A correction on page 3, column 3, of the June 7, 1951, Lowell Tribune:
Due to an error, it was stated in a recent Shelby column that the baby girl born to Mr. and Mrs. Millard (Sparky) Hall had been named "Beck Jo." The infant has been named "Becky Jo."
from The Lowell Tribune, July 5, 1951, page 2, column 2:
Cpl. "Sparky" Hall and Pvt. Don Ekern of Shelby, spent a day together in Pusan, Korea, recently. The boys enjoyed talking over all the good times spent together when they were home and especially when they were both playing ball together. Cpl. Hall expects to be home sometime in August.
This July 26, 1951, Lowell Tribune article was found on page 4, column 2:
Word has been received by Mrs. Millard Hall, Jr., that her husband, who is known to his many friends as "Sparky," is enroute home from active duty in Korea.
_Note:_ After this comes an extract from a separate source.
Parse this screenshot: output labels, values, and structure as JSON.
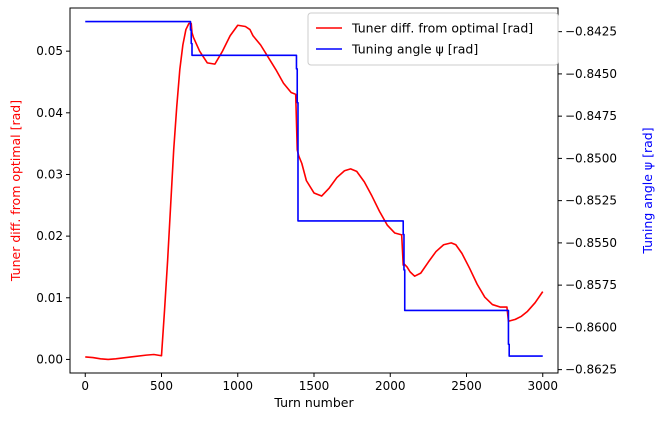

Having left Korea on July 19, Sparky expects to be home in Shelby, sometime near August 15. After serving in World War II, he was called, as an active reserve, last September, and was sent to Korea shortly after that.
This August 9, 1951, Lowell Tribune article was found on page 4, columns 1-2:
Friends will be glad to learn that Millard Hall, Jr., known to his many friends in this area as "Sparkey," arrived in Seattle Tuesday of this week, following many months of active duty in Korea. He expects to be home in Shelby soon.
This August 16, 1951, Lowell Tribune article was found on page 1, column 2:
Prayers of the Millard Halls, who reside in Shelby, were fulfilled last night (Wednesday) by the return home of their son, Millard (Sparky), who having served with the army transportation corps in the Korean battle area since leaving the states last Thanksgiving, was replaced with a fresh recruit. Baseball fans of the community will welcome Sparky's resumption of his position as pitcher with the Shelby ball team.
The following was fouind on page 4, column 1 in the same edition of the paper:
Word has been received that Millard (Sparky) Hall, Jr., is expected home this week, thus completing the trip he began when he left Korea on July 19. Sparky has been on active duty since last September when he left the states.